Il 14 settembre la Chiesa celebra la Festa dell’Esaltazione della Santa Croce, memoria antica e ricca di significato. Non solo il ricordo di un legno antico, ma apertura dello sguardo sul mistero dell’amore divino. La Croce è, insieme, scandalo e gloria: strumento di supplizio che diventa albero di vita, patibolo che si trasforma in trono.
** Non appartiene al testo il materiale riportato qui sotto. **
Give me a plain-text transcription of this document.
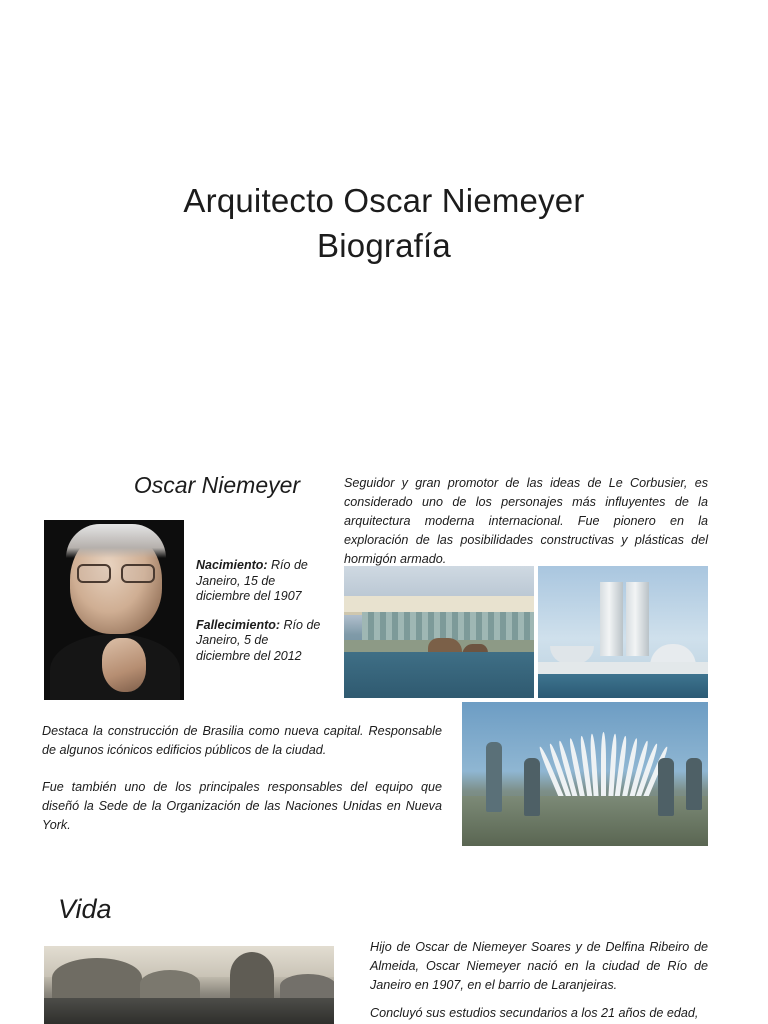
Arquitecto Oscar Niemeyer
Biografía
Oscar Niemeyer

Nacimiento: Río de Janeiro, 15 de diciembre del 1907

Fallecimiento: Río de Janeiro, 5 de diciembre del 2012

Seguidor y gran promotor de las ideas de Le Corbusier, es considerado uno de los personajes más influyentes de la arquitectura moderna internacional. Fue pionero en la exploración de las posibilidades constructivas y plásticas del hormigón armado.
Destaca la construcción de Brasilia como nueva capital. Responsable de algunos icónicos edificios públicos de la ciudad.
Fue también uno de los principales responsables del equipo que diseñó la Sede de la Organización de las Naciones Unidas en Nueva York.
Vida
Hijo de Oscar de Niemeyer Soares y de Delfina Ribeiro de Almeida, Oscar Niemeyer nació en la ciudad de Río de Janeiro en 1907, en el barrio de Laranjeiras.
Concluyó sus estudios secundarios a los 21 años de edad,
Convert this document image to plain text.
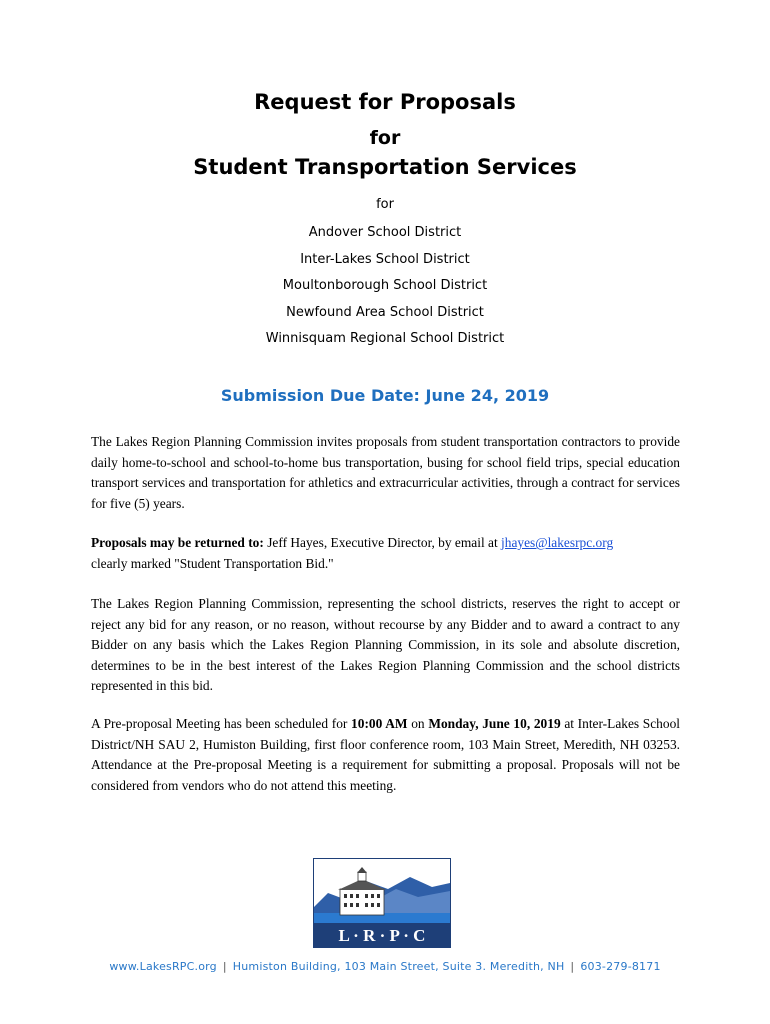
Request for Proposals
for
Student Transportation Services
for
Andover School District
Inter-Lakes School District
Moultonborough School District
Newfound Area School District
Winnisquam Regional School District
Submission Due Date: June 24, 2019
The Lakes Region Planning Commission invites proposals from student transportation contractors to provide daily home-to-school and school-to-home bus transportation, busing for school field trips, special education transport services and transportation for athletics and extracurricular activities, through a contract for services for five (5) years.
Proposals may be returned to: Jeff Hayes, Executive Director, by email at jhayes@lakesrpc.org
clearly marked "Student Transportation Bid."
The Lakes Region Planning Commission, representing the school districts, reserves the right to accept or reject any bid for any reason, or no reason, without recourse by any Bidder and to award a contract to any Bidder on any basis which the Lakes Region Planning Commission, in its sole and absolute discretion, determines to be in the best interest of the Lakes Region Planning Commission and the school districts represented in this bid.
A Pre-proposal Meeting has been scheduled for 10:00 AM on Monday, June 10, 2019 at Inter-Lakes School District/NH SAU 2, Humiston Building, first floor conference room, 103 Main Street, Meredith, NH 03253. Attendance at the Pre-proposal Meeting is a requirement for submitting a proposal. Proposals will not be considered from vendors who do not attend this meeting.
L · R · P · C
www.LakesRPC.org | Humiston Building, 103 Main Street, Suite 3. Meredith, NH | 603-279-8171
Le radici di questa celebrazione affondano nel IV secolo, quando sant’Elena, madre dell’imperatore Costantino, riportò alla luce la Croce del Signore e si consacrò a Gerusalemme la basilica del Santo Sepolcro. Più tardi, nel VII secolo, la storia intrecciò un nuovo capitolo: la reliquia, trafugata dai Persiani, fu restituita e riportata in processione nella città santa. Così la memoria liturgica divenne annuncio della Croce come segno di vittoria e di salvezza, eco delle parole evangeliche: «Quando sarò elevato da terra, attirerò tutti a me».

L’arte non poteva restare in silenzio davanti a tale mistero. Ad Arezzo, nella Basilica di San Francesco, Piero della Francesca ha consegnato al nostro sguardo uno dei vertici del Rinascimento: l’“Esaltazione della Croce”, parte del ciclo delle Storie della Vera Croce. Le dimensioni monumentali, la prospettiva limpida, l’ordine quasi musicale delle figure aprono lo spazio a una contemplazione che sa di eternità. La narrazione è intensa: l’imperatore Eraclio, piegato dall’angelo, entra scalzo in Gerusalemme, icona di un potere che si converte all’umiltà davanti al segno del Cristo.
La tavolozza di Piero, fatta di colori limpidi e di luce cristallina, trasfigura l’evento storico in epifania teologica: tutto sembra suggerire che dalla Croce non sgorga soltanto la memoria della Passione, ma un fiume di grazia, pace e bellezza che continua a fecondare la storia dell’uomo.